Aquella historia de humor negro me vino a la memoria hace unos días cuando leí un artículo de prensa: “El estado español se hunde” (Agustín Bordas). “En la meseta castellana –dice Bordas- hay ministerios inútiles, un funcionariado sobredimensionado, demasiados mandos del ejército y una verdadera plaga de cargos de confianza y de libre designación”. Podríamos añadir algunas otras cargas de lastre al hundimiento: la corrupción, la holgazanería, la cultura del pelotazo, la malversación, el que “inventen otros”, la falta de inversión a largo plazo… Pero el artículo señala sus propias estadísticas: “en ámbitos como el ‘favoritismo en las decisiones de los funcionarios gubernamentales’, el Estado español se encuentra por debajo de Namibia y, en ‘transparencia de las políticas públicas gubernamentales’, (…) por detrás de Uganda y Tanzania”.
Lo triste de esta versión cercana de la historia del Titanic no es, como en la obra de Larrainzar, que, obcecados en plena faena, no veamos desde la ventana que las altas torres españolas se derrumban, sino que nadie se pregunte por qué vascos y catalanes nos hemos de hundir con ellas.
En efecto, continúa Bordas, “existe el riesgo evidente de que la gangrena española tenga efectos catastróficos para Cataluña e, incluso, para los estados de la zona Euro”. La economía vasca va en ese paquete. El aviso no es de Casandra, la mujer troyana que veía el futuro, pero todo el mundo la tomaba por loca, como apuntaba José Antonio Bueno en Deia. Basta repasar la prensa de los últimos días para constatar hasta dónde alcanza la voz de alarma.
Nouriel Roubini, economista americano, explicó en Davos que “España supone hoy una seria amenaza para la zona euro en su conjunto a causa de sus desequilibrios económicos” (“¿Nos expulsan del euro?”. F. Cabrillo). Según este especialista, la Unión Europea se está planteando abiertamente la expulsión, la decisión drástica de que los PIGS (cerdos en inglés, Portugal, Irlanda, Grecia y Spain, por sus iniciales) “abandonen la moneda única por ser incapaces de adaptar sus economías a las exigencias de la zona euro”.
Para el Financial Times, “España es ahora el principal riesgo para la eurozona” (Wolfgang Münchau). Literalmente añade: “El claro riesgo actual para la eurozona es España”. El resto de los PIGS puede encontrarse en una situación de mayor o menor precariedad; pero son problemas de menor calado al lado del peso muerto que representa el derrumbe del Estado español.
Este mismo análisis lo suscribe Paul Krugman, premio Nobel de Economía, que ha publicado en su blog del ‘The New York Times’ que “la mayor dificultad (de la eurozona) no es Grecia, sino España”. Entre sus observaciones, en las que también cita a Roubini para avalar sus advertencias, Krugman explica que “el actual déficit (español) es consecuencia de su “colapso económico”. Uno y otro coinciden en que “la caída de Grecia supondría un problema para la zona euro, mientras que la de España representaría “un desastre”.

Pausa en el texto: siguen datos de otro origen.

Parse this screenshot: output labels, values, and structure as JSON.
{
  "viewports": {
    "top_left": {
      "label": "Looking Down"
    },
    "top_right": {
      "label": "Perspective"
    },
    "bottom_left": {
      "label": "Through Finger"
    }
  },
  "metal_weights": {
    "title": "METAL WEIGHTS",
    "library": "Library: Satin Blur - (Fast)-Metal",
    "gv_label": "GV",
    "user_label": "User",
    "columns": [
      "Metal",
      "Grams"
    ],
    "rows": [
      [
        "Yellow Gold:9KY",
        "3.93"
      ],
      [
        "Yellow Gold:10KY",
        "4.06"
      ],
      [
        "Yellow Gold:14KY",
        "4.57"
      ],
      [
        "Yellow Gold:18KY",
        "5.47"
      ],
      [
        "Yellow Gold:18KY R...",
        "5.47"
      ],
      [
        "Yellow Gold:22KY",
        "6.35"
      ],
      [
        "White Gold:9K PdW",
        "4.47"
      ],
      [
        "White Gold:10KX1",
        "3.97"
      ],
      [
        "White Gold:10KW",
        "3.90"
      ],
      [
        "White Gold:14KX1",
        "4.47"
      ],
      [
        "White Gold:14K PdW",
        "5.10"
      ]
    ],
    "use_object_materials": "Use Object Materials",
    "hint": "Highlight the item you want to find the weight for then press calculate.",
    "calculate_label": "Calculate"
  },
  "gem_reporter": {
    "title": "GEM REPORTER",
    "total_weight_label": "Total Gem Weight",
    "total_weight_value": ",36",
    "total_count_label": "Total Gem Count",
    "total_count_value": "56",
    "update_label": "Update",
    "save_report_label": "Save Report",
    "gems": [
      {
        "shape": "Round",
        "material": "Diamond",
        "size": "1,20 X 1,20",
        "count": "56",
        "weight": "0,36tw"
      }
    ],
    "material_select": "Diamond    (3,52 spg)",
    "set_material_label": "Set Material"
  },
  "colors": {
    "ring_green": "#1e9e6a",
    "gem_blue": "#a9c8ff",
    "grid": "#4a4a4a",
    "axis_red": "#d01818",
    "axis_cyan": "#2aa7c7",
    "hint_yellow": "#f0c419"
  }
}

Lo dicho: ¿para cuándo la decisión de abandonar ese Estado canalla y corrupto en que nos han arrastrado durante siglos a punta de fusil, antes de que nos lleve al fondo? ¿No hay políticos vascos, sindicatos, analistas, profesores universitarios, particulares de cualquier tipo, que reclamen la necesidad perentoria de abandonar España, ahora que es el momento, y proclamar de una vez por todas un Estado propio, en Europa pero fuera de los PIGS y del estercolero?